For ages, people have been branded by visible and outward characteristics and assumed to represent one thing or another by such superficial preconceptions rather than a deeper knowing. Such knowing always requires effort, extension and exposure of self.
Systemic inequality is against the law. Looking for social adjustments and intervention from the state to create equity falls short. Laws have not solved the problem. The Emancipation Proclamation, elimination of Jim Crow, Brown versus the Board of Education, the Civil Rights Act of 1964, the Voting Rights Act of 1965, Equal Opportunity legislation, the 2009 Matthew Shepard and James Byrd Junior Hate Crimes Prevention Act and other legislative efforts, too numerous to cite, fall short. All of these rightfully, and with the full force of government behind each, attempt to eliminate -ists and-isms in our society. When reading the newspaper and watching television news, I am reminded of the regrettable shortcomings of the law. Through God-given free will, a person can affect the redeeming change of heart and balance on the razor-sharp, but simultaneously, the rusty knife-edge of righteous personal belief and legislated behavior. Eve and Adam exercised free will against God’s Law. Each, equal before God, made their own choice.
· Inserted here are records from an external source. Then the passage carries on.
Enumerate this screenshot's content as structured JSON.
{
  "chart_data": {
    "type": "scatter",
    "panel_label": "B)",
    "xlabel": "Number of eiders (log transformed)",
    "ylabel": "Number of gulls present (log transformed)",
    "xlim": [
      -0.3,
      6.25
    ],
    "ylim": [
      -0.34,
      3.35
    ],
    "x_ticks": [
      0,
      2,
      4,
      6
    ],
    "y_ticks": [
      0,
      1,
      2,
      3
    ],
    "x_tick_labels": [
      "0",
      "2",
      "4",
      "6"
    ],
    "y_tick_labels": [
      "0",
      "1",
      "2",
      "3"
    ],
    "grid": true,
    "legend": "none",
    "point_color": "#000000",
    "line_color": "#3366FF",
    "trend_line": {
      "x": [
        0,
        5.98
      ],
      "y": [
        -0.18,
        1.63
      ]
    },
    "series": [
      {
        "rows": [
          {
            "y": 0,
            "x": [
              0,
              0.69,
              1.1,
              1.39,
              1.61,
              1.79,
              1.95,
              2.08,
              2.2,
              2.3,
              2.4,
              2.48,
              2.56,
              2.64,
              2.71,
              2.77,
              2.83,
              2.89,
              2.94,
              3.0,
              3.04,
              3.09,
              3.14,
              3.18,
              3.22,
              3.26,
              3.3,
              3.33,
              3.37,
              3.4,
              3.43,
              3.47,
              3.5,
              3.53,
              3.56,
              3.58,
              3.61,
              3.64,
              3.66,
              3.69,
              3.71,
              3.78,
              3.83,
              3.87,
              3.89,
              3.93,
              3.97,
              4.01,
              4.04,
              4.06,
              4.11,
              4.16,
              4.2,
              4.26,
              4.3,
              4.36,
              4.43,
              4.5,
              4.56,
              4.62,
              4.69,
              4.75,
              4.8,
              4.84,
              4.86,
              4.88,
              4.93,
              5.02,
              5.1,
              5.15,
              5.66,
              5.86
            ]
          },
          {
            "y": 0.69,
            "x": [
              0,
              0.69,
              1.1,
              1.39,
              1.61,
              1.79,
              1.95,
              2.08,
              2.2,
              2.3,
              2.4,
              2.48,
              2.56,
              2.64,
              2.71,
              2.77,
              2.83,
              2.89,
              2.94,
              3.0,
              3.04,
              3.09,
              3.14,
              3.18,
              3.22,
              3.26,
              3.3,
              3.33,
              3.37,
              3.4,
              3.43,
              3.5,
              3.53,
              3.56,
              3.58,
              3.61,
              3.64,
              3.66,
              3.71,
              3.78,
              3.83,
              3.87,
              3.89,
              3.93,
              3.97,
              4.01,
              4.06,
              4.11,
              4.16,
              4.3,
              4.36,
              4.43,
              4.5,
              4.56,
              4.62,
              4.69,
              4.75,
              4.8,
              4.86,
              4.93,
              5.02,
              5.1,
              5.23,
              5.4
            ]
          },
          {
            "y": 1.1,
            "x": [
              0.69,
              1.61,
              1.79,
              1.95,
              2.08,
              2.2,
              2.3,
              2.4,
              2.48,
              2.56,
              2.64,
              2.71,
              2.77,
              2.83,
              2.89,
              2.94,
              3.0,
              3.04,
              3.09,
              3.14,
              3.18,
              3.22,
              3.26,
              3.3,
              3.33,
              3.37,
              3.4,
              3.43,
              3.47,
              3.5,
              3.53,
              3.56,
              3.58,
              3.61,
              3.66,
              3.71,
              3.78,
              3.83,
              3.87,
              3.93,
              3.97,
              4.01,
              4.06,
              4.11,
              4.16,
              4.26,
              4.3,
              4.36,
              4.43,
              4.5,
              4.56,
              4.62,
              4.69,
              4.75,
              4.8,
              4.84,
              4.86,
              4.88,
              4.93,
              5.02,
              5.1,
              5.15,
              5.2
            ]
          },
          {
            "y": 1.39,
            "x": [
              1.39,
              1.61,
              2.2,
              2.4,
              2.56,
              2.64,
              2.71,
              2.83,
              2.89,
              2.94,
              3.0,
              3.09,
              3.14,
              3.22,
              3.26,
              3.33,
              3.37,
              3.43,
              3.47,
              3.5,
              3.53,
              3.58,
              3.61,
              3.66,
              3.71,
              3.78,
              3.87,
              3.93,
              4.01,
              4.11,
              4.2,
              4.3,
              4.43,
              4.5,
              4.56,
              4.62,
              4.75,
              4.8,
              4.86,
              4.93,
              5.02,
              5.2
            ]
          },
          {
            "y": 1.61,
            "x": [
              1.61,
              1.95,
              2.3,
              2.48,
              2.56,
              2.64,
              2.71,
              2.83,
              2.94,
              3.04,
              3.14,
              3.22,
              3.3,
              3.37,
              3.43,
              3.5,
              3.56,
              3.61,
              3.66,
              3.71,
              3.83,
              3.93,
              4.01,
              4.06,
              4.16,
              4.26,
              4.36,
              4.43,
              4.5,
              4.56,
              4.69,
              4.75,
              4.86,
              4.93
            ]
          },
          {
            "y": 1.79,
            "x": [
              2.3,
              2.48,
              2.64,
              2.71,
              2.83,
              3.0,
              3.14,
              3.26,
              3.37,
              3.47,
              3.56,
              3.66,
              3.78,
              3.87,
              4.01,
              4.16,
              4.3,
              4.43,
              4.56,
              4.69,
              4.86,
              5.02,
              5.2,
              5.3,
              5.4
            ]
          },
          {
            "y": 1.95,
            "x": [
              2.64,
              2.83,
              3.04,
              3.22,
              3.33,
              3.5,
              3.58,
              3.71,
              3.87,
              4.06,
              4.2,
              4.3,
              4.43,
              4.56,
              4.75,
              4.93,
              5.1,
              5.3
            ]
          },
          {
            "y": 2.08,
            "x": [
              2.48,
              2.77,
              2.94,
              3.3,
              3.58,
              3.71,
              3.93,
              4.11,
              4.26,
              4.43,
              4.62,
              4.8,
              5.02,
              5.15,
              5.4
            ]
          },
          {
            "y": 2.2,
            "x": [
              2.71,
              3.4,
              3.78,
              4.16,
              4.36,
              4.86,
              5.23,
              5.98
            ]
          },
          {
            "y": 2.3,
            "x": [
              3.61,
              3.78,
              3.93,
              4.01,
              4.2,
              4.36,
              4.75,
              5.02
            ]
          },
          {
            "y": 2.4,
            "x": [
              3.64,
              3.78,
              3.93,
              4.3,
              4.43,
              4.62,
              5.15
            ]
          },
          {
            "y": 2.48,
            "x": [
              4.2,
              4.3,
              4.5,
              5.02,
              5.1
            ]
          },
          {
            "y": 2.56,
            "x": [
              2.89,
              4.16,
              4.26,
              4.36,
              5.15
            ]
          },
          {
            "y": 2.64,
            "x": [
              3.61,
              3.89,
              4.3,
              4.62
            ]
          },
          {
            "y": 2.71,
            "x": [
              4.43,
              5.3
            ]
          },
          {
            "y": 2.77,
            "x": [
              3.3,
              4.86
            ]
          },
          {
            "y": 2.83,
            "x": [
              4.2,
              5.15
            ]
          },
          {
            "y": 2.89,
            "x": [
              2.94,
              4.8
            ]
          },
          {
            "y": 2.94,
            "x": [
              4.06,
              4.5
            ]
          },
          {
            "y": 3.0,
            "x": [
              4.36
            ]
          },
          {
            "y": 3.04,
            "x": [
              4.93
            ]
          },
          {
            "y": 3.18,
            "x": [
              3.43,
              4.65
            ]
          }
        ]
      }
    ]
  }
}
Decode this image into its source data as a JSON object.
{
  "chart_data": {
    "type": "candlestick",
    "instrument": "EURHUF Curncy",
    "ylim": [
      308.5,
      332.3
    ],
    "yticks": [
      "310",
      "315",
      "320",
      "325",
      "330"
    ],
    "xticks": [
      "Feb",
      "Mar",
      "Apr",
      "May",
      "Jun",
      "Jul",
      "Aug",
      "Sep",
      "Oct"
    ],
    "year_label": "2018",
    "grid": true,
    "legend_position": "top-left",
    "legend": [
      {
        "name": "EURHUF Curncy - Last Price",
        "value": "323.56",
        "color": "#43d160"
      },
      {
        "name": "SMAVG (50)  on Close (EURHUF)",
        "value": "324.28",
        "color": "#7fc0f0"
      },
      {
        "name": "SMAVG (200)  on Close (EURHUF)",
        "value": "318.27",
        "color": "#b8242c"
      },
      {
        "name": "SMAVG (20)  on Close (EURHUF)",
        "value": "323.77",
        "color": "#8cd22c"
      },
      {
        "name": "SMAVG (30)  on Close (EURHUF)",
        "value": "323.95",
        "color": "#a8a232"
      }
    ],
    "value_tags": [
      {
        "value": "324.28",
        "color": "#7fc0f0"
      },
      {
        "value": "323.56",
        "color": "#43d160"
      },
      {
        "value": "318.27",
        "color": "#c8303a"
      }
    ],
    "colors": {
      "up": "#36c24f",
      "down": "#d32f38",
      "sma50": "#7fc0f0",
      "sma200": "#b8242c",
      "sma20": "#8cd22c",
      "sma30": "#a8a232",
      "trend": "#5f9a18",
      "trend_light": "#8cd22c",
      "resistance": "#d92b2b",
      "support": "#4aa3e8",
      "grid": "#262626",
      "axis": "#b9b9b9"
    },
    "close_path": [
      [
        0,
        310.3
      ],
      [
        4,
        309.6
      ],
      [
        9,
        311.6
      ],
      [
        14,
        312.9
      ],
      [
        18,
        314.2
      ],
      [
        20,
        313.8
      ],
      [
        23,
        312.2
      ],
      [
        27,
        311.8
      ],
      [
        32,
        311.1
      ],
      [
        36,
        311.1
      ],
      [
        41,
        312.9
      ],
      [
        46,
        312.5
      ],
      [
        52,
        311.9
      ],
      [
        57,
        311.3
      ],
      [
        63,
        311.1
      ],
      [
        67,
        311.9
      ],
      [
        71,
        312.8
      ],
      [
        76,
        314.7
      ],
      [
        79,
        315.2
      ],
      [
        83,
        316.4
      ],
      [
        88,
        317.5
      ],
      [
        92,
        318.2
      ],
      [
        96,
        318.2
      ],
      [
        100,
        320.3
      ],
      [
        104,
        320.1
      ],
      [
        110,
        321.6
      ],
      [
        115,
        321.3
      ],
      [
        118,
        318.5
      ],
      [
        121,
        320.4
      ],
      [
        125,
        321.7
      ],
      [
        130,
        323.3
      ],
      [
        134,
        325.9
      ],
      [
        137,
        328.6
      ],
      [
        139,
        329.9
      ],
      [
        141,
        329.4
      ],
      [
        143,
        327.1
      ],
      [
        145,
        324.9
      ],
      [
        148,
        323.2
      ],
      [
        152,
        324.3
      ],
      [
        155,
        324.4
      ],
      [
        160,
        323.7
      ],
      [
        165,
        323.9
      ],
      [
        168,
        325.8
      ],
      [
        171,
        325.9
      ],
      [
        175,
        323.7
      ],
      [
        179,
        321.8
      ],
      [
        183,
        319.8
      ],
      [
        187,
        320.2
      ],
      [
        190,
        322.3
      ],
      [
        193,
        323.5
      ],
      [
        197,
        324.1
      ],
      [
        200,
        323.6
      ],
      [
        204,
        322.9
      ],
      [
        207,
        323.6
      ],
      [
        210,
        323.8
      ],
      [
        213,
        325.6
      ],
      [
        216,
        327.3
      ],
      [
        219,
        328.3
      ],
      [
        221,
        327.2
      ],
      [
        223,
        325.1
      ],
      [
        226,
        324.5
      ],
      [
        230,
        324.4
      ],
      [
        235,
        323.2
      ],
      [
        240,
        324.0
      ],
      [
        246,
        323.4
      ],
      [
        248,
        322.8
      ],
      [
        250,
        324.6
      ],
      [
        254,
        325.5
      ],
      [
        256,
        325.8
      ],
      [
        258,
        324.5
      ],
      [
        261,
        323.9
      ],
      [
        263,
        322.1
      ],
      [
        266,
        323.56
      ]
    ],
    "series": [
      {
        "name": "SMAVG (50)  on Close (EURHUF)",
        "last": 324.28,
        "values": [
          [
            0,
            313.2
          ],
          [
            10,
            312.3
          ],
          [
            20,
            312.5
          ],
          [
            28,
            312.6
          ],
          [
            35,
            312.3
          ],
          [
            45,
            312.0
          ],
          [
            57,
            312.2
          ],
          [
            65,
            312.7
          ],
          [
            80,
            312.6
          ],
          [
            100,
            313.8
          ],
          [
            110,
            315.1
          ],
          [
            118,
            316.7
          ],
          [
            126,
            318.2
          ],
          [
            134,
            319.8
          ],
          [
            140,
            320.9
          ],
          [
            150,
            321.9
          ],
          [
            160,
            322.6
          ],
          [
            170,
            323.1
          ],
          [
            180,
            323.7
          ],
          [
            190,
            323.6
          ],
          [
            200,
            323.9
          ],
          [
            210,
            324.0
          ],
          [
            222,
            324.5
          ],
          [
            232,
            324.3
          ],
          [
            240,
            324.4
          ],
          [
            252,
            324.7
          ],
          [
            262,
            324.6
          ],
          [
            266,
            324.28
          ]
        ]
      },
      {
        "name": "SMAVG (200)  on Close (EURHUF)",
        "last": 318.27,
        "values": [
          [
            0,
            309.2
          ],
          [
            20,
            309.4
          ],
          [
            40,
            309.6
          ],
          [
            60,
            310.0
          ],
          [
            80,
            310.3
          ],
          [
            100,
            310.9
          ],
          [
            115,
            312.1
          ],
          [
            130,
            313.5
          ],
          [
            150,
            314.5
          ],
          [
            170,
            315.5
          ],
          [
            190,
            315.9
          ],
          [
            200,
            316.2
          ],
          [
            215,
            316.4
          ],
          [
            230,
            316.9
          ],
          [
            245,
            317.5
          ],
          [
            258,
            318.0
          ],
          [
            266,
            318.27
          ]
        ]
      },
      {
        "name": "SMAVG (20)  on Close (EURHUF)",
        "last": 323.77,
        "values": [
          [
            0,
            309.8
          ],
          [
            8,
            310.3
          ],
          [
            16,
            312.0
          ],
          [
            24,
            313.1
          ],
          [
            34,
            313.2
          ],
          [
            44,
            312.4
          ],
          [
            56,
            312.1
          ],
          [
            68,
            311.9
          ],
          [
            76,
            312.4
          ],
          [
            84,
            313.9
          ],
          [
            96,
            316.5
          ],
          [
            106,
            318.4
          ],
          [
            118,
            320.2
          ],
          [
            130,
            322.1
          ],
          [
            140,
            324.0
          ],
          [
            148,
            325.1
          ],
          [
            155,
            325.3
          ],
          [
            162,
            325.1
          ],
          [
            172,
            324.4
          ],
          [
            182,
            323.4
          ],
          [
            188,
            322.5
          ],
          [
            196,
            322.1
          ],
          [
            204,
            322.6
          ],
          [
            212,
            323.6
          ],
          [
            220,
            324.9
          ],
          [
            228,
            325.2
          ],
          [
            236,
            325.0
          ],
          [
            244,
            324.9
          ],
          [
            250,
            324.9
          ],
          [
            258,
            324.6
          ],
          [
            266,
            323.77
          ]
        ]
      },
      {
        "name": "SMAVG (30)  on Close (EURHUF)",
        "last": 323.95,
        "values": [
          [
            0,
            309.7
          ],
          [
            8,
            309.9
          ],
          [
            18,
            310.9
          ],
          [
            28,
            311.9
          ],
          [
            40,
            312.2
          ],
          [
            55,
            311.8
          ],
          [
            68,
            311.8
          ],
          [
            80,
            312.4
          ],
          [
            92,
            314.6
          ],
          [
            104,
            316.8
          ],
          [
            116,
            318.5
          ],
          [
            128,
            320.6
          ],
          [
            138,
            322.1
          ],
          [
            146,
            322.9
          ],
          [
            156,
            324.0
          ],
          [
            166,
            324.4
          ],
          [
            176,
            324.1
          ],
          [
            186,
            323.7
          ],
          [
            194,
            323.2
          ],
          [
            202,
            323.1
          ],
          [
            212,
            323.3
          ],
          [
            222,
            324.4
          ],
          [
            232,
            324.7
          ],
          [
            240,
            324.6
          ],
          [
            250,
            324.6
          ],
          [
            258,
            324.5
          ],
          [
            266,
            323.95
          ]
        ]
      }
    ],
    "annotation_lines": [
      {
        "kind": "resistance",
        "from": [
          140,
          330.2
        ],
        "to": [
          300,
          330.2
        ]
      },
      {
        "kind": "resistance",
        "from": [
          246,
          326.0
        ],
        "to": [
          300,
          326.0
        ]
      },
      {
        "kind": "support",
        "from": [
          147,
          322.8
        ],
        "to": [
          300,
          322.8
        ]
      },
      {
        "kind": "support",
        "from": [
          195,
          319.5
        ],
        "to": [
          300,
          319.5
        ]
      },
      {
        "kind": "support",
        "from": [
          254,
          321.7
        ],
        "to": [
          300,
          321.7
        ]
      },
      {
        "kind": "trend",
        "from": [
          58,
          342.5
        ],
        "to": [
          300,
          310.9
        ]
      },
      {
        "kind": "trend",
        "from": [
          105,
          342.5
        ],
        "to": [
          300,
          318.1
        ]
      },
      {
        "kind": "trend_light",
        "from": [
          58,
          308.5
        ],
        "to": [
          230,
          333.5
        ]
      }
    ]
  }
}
Equity is the quality of being fair and impartial and cannot be legislated, though we may try. Individuals give and receive equity, almost as a traded commodity. (The capitalism of the Golden Rule). Equality is the state of being equal in status, rights, and opportunities. Equality is Creator ordained, constitutionally guaranteed and often defined by metaphysical assumptions regarding people and their relationship to each other and the world around them.
As an educator, I support and promote the power of individual responsibility and accountability based on personal, family and community values reinforced in the American Experiment. Deeply held precepts regarding personal responsibility and its exercise affect every academic, professional and vocational discipline studied and taught at West Texas A&M University. Joseph A. Hill, who led the Panhandle’s University from 1918 to 1948, acknowledged the power of personal responsibility in a free society speaking at The A&M College of Texas on July 29, 1935:
A fact of first importance in the democratic theory is the capacity, the right, and the responsibility of the individual, The Declaration of Independence proclaims, among other things, that every human being has measureless capacity for the abundant life; that he has an inalienable right to the opportunity to attain it; and that he is under heavy obligation to the society that makes this attainment possible. No one of these three elements of the American system can be omitted without serious danger to our whole governmental and social structure.
Our past is imperfect, as will be our future. Timeless truths light a path forward.